Pumpkin Smashings Reveal Hamptons Police Plan for Inaction
In the wake of a rash of pumpkin smashings across the South Fork over the last few weeks, concerned residents, including many whose own pumpkins had been smashed in the pre-Halloween mischief, are confronting the Hamptons Police over perceived inaction on the part of their officers.
At a police-hosted talkback session on Thursday, Janet Kurbis, an East Hampton homeowner, claimed that she had contacted the department when she found the pumpkins from her curbside Halloween display mutilated on her driveway and received a chilly response.
“The officer wanted to know why I was leaving pumpkins by the side of the road!” explained an outraged Kurbis to the talkback committee. “The officer said to me that if I insisted on leaving my pumpkins unprotected in a semi-public place, then I should expect them to get smashed.
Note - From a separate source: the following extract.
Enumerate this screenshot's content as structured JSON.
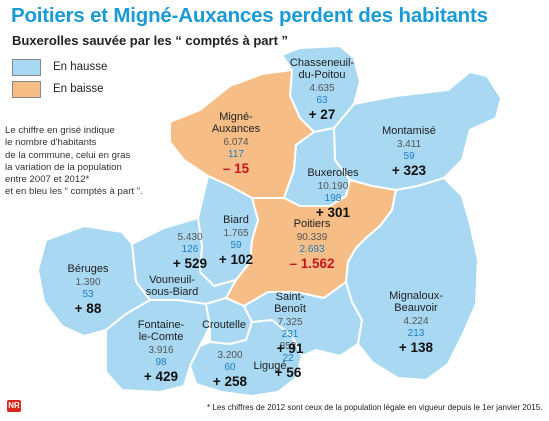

Then she hung up the phone! I was totally astonished.”
Hamptons Police spokesman Larry Hirsch, who was presiding over the talkback, took the opportunity presented by Kurbis’s complaint to detail the Hamptons Police new, experimental crime fighting policies.
“Our strategy in dealing with the pumpkin smashing was a kind of a trial run for what we see as a new technique,” Hirsch explained. “For too long, people have been overly reliant upon the police to respond to wrongdoing. What this has meant is that people go about their day-to-day business in a completely unprotected manner, feeling that the police will come to their rescue if anything should happen. This has meant an incredible expending of resources—time, energy, money, training—on our part when a lot of what we do is dealing with problems that could easily have been prevented.”
According to Hirsch, the police inaction on pumpkin smashing was just a preview of a future of inaction on multiple fronts.
“We’re calling it Operation Kickback,” said Hirsch. The object, according to literature distributed at the talkback, is to train the public to take responsibility for avoiding crime. “It’s pretty simple, really. Just as you wouldn’t be wise to venture down a dark alley in a dangerous part of town, so you wouldn’t be smart to leave your car unlocked. This will train people to be smarter about avoiding crime.”
Operation Kickback takes the idea of crime prevention one step further than similar programs by removing the police from the equation. “From now on, if your car gets stolen, that’s on you. There’s a lot of ways to avoid that happening, after all.”
Participants in the talkback accused the Hamptons Police of adopting a “blame the victim” mentality, but Hirsch scoffed at the notion. “Smart people don’t become victims,” he said, and brought the session to a close.